The company meticulously assembles the food by hand and takes great care in presenting the meals. “The dishes’ visual aspect can be comforting for astronauts. In terms of their organoleptic properties, we hope that the meals eaten in space will be as close as possible to those enjoyed on Earth.”

Jean Hénaff is USDA compliant, which means that the company is authorised to export meat products to the United States. As a result, since 2011, the company has developed some 2,000 meals per year for the ISS. Jean Hénaff is one of only two French companies to have obtained this precious authorisation, which is based on strict regulations and requires companies to respect a rigorous health and food safety plan. 

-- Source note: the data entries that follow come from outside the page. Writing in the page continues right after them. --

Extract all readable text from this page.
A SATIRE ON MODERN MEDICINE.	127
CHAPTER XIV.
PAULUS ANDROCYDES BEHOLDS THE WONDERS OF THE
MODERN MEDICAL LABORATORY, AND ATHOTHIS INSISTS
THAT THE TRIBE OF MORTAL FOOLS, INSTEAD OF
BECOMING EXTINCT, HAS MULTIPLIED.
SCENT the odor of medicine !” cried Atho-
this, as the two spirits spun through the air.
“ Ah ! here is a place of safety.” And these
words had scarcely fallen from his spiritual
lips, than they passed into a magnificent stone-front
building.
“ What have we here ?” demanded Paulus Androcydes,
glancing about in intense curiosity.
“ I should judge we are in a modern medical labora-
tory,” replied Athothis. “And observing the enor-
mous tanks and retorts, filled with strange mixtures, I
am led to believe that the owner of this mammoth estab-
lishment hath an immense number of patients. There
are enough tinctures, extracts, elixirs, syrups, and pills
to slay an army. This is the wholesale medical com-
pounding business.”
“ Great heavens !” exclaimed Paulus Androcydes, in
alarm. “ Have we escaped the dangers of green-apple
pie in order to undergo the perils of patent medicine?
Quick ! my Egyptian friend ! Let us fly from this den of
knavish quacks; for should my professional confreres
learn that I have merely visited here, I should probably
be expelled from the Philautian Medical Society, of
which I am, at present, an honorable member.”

The French Centre of Culinary Innovation (CFIC) is the result of a successful collaboration between Raphaël Haumont, professor at the Orsay Institute of Molecular Chemistry and Materials (CNRS/Université Paris-Saclay) and chef Thierry Marx. The shared laboratory is involved in fundamental and applied research, innovation, education and teaching projects. The laboratory coordinated the recipes developed by Thierry Marx for the European Space Agency (ESA). The Centre runs the University Chair “Cuisine du Futur”, supported by the Fondation Paris-Saclay Université.